The only relevant equation I can think of is a Fourier Inversion which states that if is continuous and piecewise smooth then
$$f(x) = \sum f^h(n) e^i^n^x ; where f^h = 1/2\pi \int f(x)e^-^i^n^x dx$$

3. The attempt at a solution

I have tried solving the first equation ODE till I get by seperation of varaibles
S''(x) - AS(x) = 0 and T'(t) - AT(t) = 0

A is real. Three cases: A>0 in which case the solution is S(x) = C(sin(Lx)) + B(cos(Lx))
where C,B are constants and L = (-L)^(1/2)
Then I tried using power series expansion of sin and cos to be able to relate it to the fourier series of f (seeing as f(x) = S(x)) but to only get stuck.

When A = 0 S(x) = Cx + B
Then I can do this by finding the fourier coefficients($$f^h$$) and so on

When A<0 things become complicated because we get and exponential.

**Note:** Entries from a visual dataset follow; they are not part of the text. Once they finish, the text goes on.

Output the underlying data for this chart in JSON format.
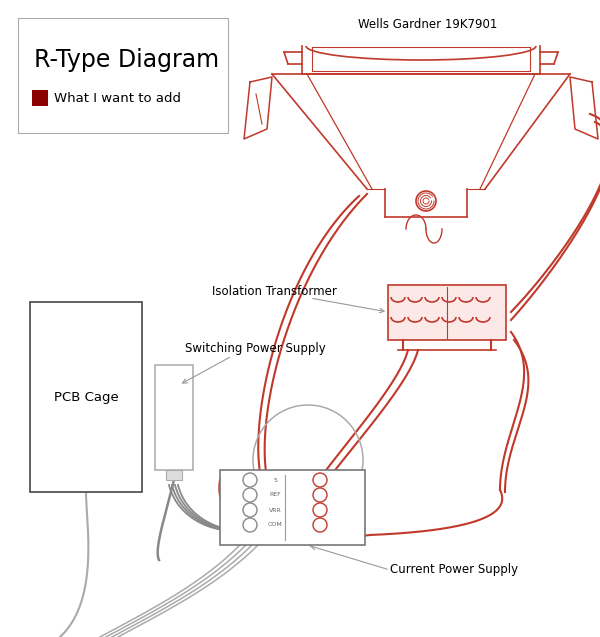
{
  "title": "R-Type Diagram",
  "legend_label": "What I want to add",
  "legend_color": "#8B0000",
  "monitor_label": "Wells Gardner 19K7901",
  "isolation_label": "Isolation Transformer",
  "switching_label": "Switching Power Supply",
  "pcb_label": "PCB Cage",
  "current_ps_label": "Current Power Supply",
  "bg_color": "#ffffff",
  "line_color_red": "#c0392b",
  "line_color_dark": "#555555",
  "line_color_gray": "#999999",
  "fig_w": 6.0,
  "fig_h": 6.37,
  "dpi": 100
}
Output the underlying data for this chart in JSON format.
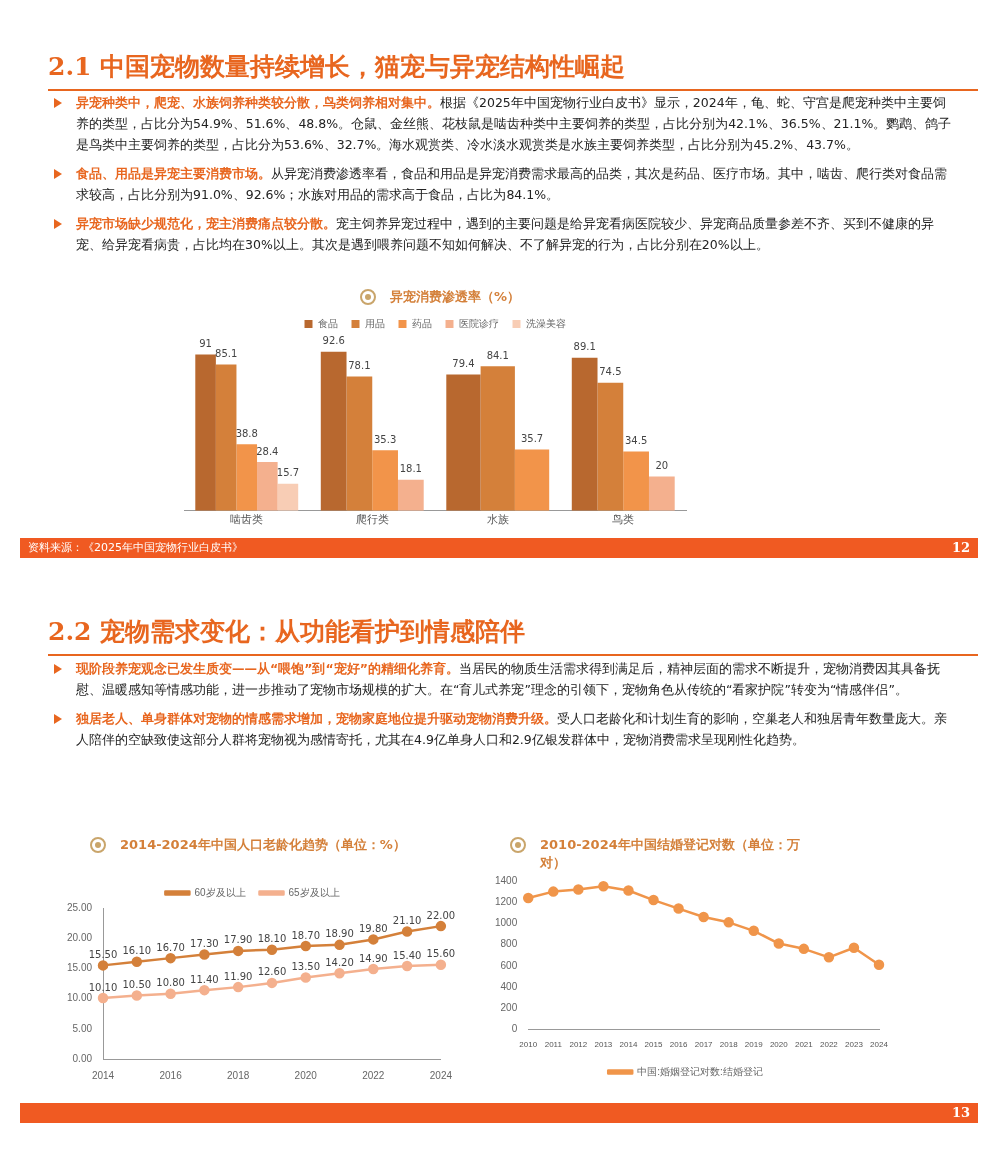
{
  "chart_data": [
    {
      "type": "bar",
      "title": "异宠消费渗透率（%）",
      "categories": [
        "啮齿类",
        "爬行类",
        "水族",
        "鸟类"
      ],
      "series": [
        {
          "name": "食品",
          "color": "#b8682f",
          "values": [
            91,
            92.6,
            79.4,
            89.1
          ]
        },
        {
          "name": "用品",
          "color": "#d4803a",
          "values": [
            85.1,
            78.1,
            84.1,
            74.5
          ]
        },
        {
          "name": "药品",
          "color": "#f2944a",
          "values": [
            38.8,
            35.3,
            35.7,
            34.5
          ]
        },
        {
          "name": "医院诊疗",
          "color": "#f4b08e",
          "values": [
            28.4,
            18.1,
            null,
            20
          ]
        },
        {
          "name": "洗澡美容",
          "color": "#f8cdb5",
          "values": [
            15.7,
            null,
            null,
            null
          ]
        }
      ],
      "data_labels": true,
      "legend": "top",
      "grid": false,
      "annotations": [
        "2.1 中国宠物数量持续增长，猫宠与异宠结构性崛起",
        "异宠种类中，爬宠、水族饲养种类较分散，鸟类饲养相对集中。根据《2025年中国宠物行业白皮书》显示，2024年，龟、蛇、守宫是爬宠种类中主要饲养的类型，占比分为54.9%、51.6%、48.8%。仓鼠、金丝熊、花枝鼠是啮齿种类中主要饲养的类型，占比分别为42.1%、36.5%、21.1%。鹦鹉、鸽子是鸟类中主要饲养的类型，占比分为53.6%、32.7%。海水观赏类、冷水淡水观赏类是水族主要饲养类型，占比分别为45.2%、43.7%。",
        "食品、用品是异宠主要消费市场。从异宠消费渗透率看，食品和用品是异宠消费需求最高的品类，其次是药品、医疗市场。其中，啮齿、爬行类对食品需求较高，占比分别为91.0%、92.6%；水族对用品的需求高于食品，占比为84.1%。",
        "异宠市场缺少规范化，宠主消费痛点较分散。宠主饲养异宠过程中，遇到的主要问题是给异宠看病医院较少、异宠商品质量参差不齐、买到不健康的异宠、给异宠看病贵，占比均在30%以上。其次是遇到喂养问题不知如何解决、不了解异宠的行为，占比分别在20%以上。",
        "资料来源：《2025年中国宠物行业白皮书》",
        "12"
      ]
    },
    {
      "type": "line",
      "title": "2014-2024年中国人口老龄化趋势（单位：%）",
      "x": [
        2014,
        2015,
        2016,
        2017,
        2018,
        2019,
        2020,
        2021,
        2022,
        2023,
        2024
      ],
      "xlim": [
        2014,
        2024
      ],
      "xticks": [
        2014,
        2016,
        2018,
        2020,
        2022,
        2024
      ],
      "ylim": [
        0,
        25
      ],
      "yticks": [
        {
          "value": 0,
          "label": "0.00"
        },
        {
          "value": 5,
          "label": "5.00"
        },
        {
          "value": 10,
          "label": "10.00"
        },
        {
          "value": 15,
          "label": "15.00"
        },
        {
          "value": 20,
          "label": "20.00"
        },
        {
          "value": 25,
          "label": "25.00"
        }
      ],
      "series": [
        {
          "name": "60岁及以上",
          "color": "#d4803a",
          "values": [
            15.5,
            16.1,
            16.7,
            17.3,
            17.9,
            18.1,
            18.7,
            18.9,
            19.8,
            21.1,
            22
          ],
          "value_labels": [
            "15.50",
            "16.10",
            "16.70",
            "17.30",
            "17.90",
            "18.10",
            "18.70",
            "18.90",
            "19.80",
            "21.10",
            "22.00"
          ]
        },
        {
          "name": "65岁及以上",
          "color": "#f4b08e",
          "values": [
            10.1,
            10.5,
            10.8,
            11.4,
            11.9,
            12.6,
            13.5,
            14.2,
            14.9,
            15.4,
            15.6
          ],
          "value_labels": [
            "10.10",
            "10.50",
            "10.80",
            "11.40",
            "11.90",
            "12.60",
            "13.50",
            "14.20",
            "14.90",
            "15.40",
            "15.60"
          ]
        }
      ],
      "legend": "top",
      "grid": false,
      "marker": "circle",
      "annotations": [
        "2.2 宠物需求变化：从功能看护到情感陪伴",
        "现阶段养宠观念已发生质变——从“喂饱”到“宠好”的精细化养育。当居民的物质生活需求得到满足后，精神层面的需求不断提升，宠物消费因其具备抚慰、温暖感知等情感功能，进一步推动了宠物市场规模的扩大。在“育儿式养宠”理念的引领下，宠物角色从传统的“看家护院”转变为“情感伴侣”。",
        "独居老人、单身群体对宠物的情感需求增加，宠物家庭地位提升驱动宠物消费升级。受人口老龄化和计划生育的影响，空巢老人和独居青年数量庞大。亲人陪伴的空缺致使这部分人群将宠物视为感情寄托，尤其在4.9亿单身人口和2.9亿银发群体中，宠物消费需求呈现刚性化趋势。",
        "13"
      ]
    },
    {
      "type": "line",
      "title": "2010-2024年中国结婚登记对数（单位：万对）",
      "categories": [
        "2010",
        "2011",
        "2012",
        "2013",
        "2014",
        "2015",
        "2016",
        "2017",
        "2018",
        "2019",
        "2020",
        "2021",
        "2022",
        "2023",
        "2024"
      ],
      "ylim": [
        0,
        1400
      ],
      "yticks": [
        0,
        200,
        400,
        600,
        800,
        1000,
        1200,
        1400
      ],
      "series": [
        {
          "name": "中国:婚姻登记对数:结婚登记",
          "color": "#f0954a",
          "values": [
            1240,
            1300,
            1320,
            1350,
            1310,
            1220,
            1140,
            1060,
            1010,
            930,
            810,
            760,
            680,
            770,
            610
          ]
        }
      ],
      "legend": "bottom",
      "grid": false,
      "marker": "circle"
    }
  ]
}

Anyways, first off, how do we know which A to use!? Then I can try to reach some sort of conclusion.
1. The problem statement, all variables and given/known data

2. Relevant equations

3. The attempt at a solution

2. Jan 17, 2010

### kfdleb

Re: Pde

first, the best thing is to solve it using separation of variable i.e. as an ODE as u did

u get X''(x)-CX(x)=0 and T'(t)-CT=0

i think ur missing something in the given such as u(0,t)=u(2\pi,t)
if so the solution would be X''(x)+L^2X(x)=0
X(x)=Acos(Lx)+Bsin(Lx)
with L=-n^2*(pi)^2/(2pi)^2

the solution would be the sum of X_n(x)*T_n(t)

3. Jan 17, 2010

### r.a.c.

Re: Pde

No I'm not missing anything in the solution. That's the problem. If the constraints on the extremities of x were there it would be a piece of cake. And if we had them then there would be no need for f to be belong to C or PS. Even in the question it tells us to solve the PDE using fourier series.

4. Jan 18, 2010

### r.a.c.

Re: Pde

Thanks but I found the answer to this. I think this is done.